BEIJING — For many observers, rising friction between China and Japan over a group of remote and uninhabited islands in the East China Sea is worrying enough.
But if some influential Chinese nationalist commentators have their way, the spat over the Japanese-controlled Senkaku islands — which Beijing calls the Diaoyu — could widen into a dispute over a much more important archipelago.
In a fiery editorial this month, the Global Times newspaper urged Beijing to consider challenging Japan’s control over its southern prefecture of Okinawa, an island chain with a population of 1.4 million people that bristles with U.S. military bases.

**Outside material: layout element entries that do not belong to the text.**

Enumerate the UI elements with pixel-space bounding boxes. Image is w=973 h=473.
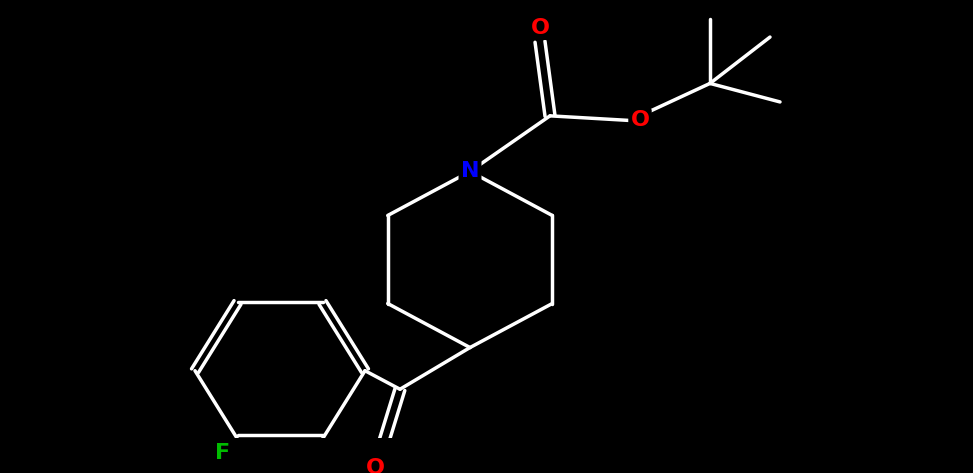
Text: O: O — [366, 458, 384, 473]
Text: O: O — [530, 18, 550, 38]
Text: F: F — [215, 443, 230, 463]
Text: O: O — [631, 111, 650, 131]
Text: N: N — [461, 161, 480, 182]
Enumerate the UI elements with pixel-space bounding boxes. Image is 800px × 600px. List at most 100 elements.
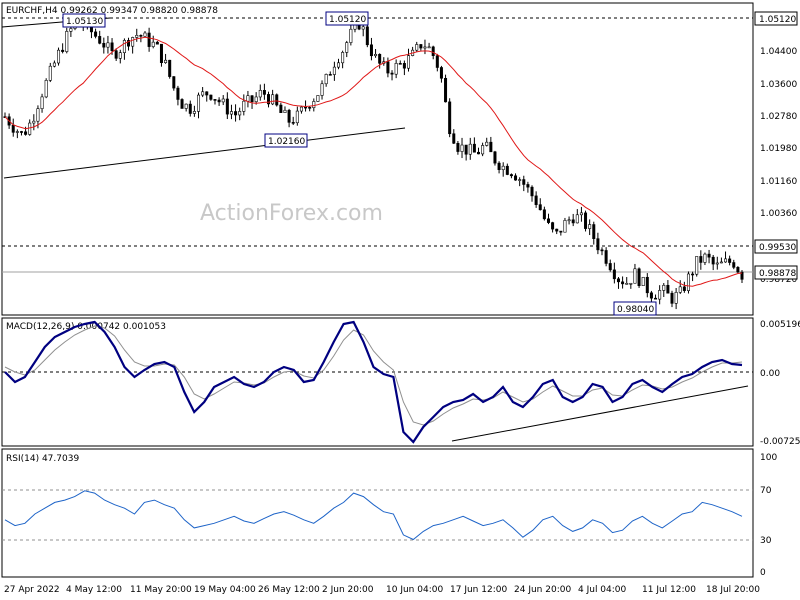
candle-body (538, 204, 542, 211)
candle-body (518, 179, 522, 181)
candle-body (246, 95, 250, 102)
candle-body (654, 297, 658, 300)
candle-body (106, 42, 110, 48)
candle-body (197, 94, 201, 112)
candle-body (625, 283, 629, 285)
candle-body (234, 111, 238, 116)
candle-body (147, 32, 151, 47)
candle-body (312, 101, 316, 108)
candle-body (143, 32, 147, 37)
candle-body (489, 141, 493, 153)
candle-body (485, 141, 489, 146)
candle-body (349, 28, 353, 43)
candle-body (703, 253, 707, 263)
macd-tick: 0.005196 (760, 320, 800, 330)
candle-body (229, 111, 233, 115)
candle-body (649, 292, 653, 299)
candle-body (213, 99, 217, 101)
candle-body (378, 53, 382, 64)
candle-body (509, 174, 513, 177)
candle-body (588, 224, 592, 229)
candle-body (135, 34, 139, 38)
price-panel (1, 2, 754, 316)
candle-body (699, 256, 703, 263)
candle-body (386, 61, 390, 74)
candle-body (444, 77, 448, 103)
candle-body (612, 269, 616, 280)
macd-axis: 0.005196 0.00 -0.007259 (760, 320, 800, 447)
macd-tick: 0.00 (760, 369, 780, 379)
candle-body (176, 87, 180, 100)
candle-body (596, 238, 600, 251)
candle-body (110, 42, 114, 52)
macd-main-line (4, 320, 743, 444)
candle-body (575, 214, 579, 224)
candle-body (468, 143, 472, 155)
candle-body (658, 290, 662, 300)
candle-body (225, 98, 229, 115)
svg-text:1.02160: 1.02160 (268, 137, 305, 147)
candle-body (15, 131, 19, 133)
rsi-tick: 100 (760, 453, 777, 463)
candle-body (514, 175, 518, 181)
candle-body (242, 100, 246, 112)
candle-body (320, 83, 324, 96)
annotation-2: 1.05120 (325, 11, 369, 26)
candle-body (341, 52, 345, 64)
candle-body (168, 59, 172, 77)
candle-body (584, 212, 588, 229)
candle-body (205, 91, 209, 96)
candle-body (464, 144, 468, 155)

“China should not be afraid of engaging with Japan in a mutual undermining of territorial integrity,” the Communist Party-run paper declared.
Maj. Gen. Jin Yinan, head of the strategy research institute at China’s National Defense University, went even further. He told state-run radio that limiting discussion to the Diaoyu was “too narrow,” saying Beijing should question ownership of the whole Ryukyu archipelago, which by some definitions extends beyond Okinawa.
Not. Gonna. Happen. The Japanese consider Okinawa as one of the Home Islands, which is one reason why they fought so viciously there in 1945. China has already ticked the Japanese off with their dispute over the Senkaku Islands, and this will just make things worse. However, China is unlikely to ever do anything about Okinawa militarily, as that would start a war with Japan, and eventually the U.S.. Right now this appears to be just a bit of political posturing for the people on the Chinese part. Not to mention that the movement to get U.S. soldiers off of Okinawa will probably fade because of this.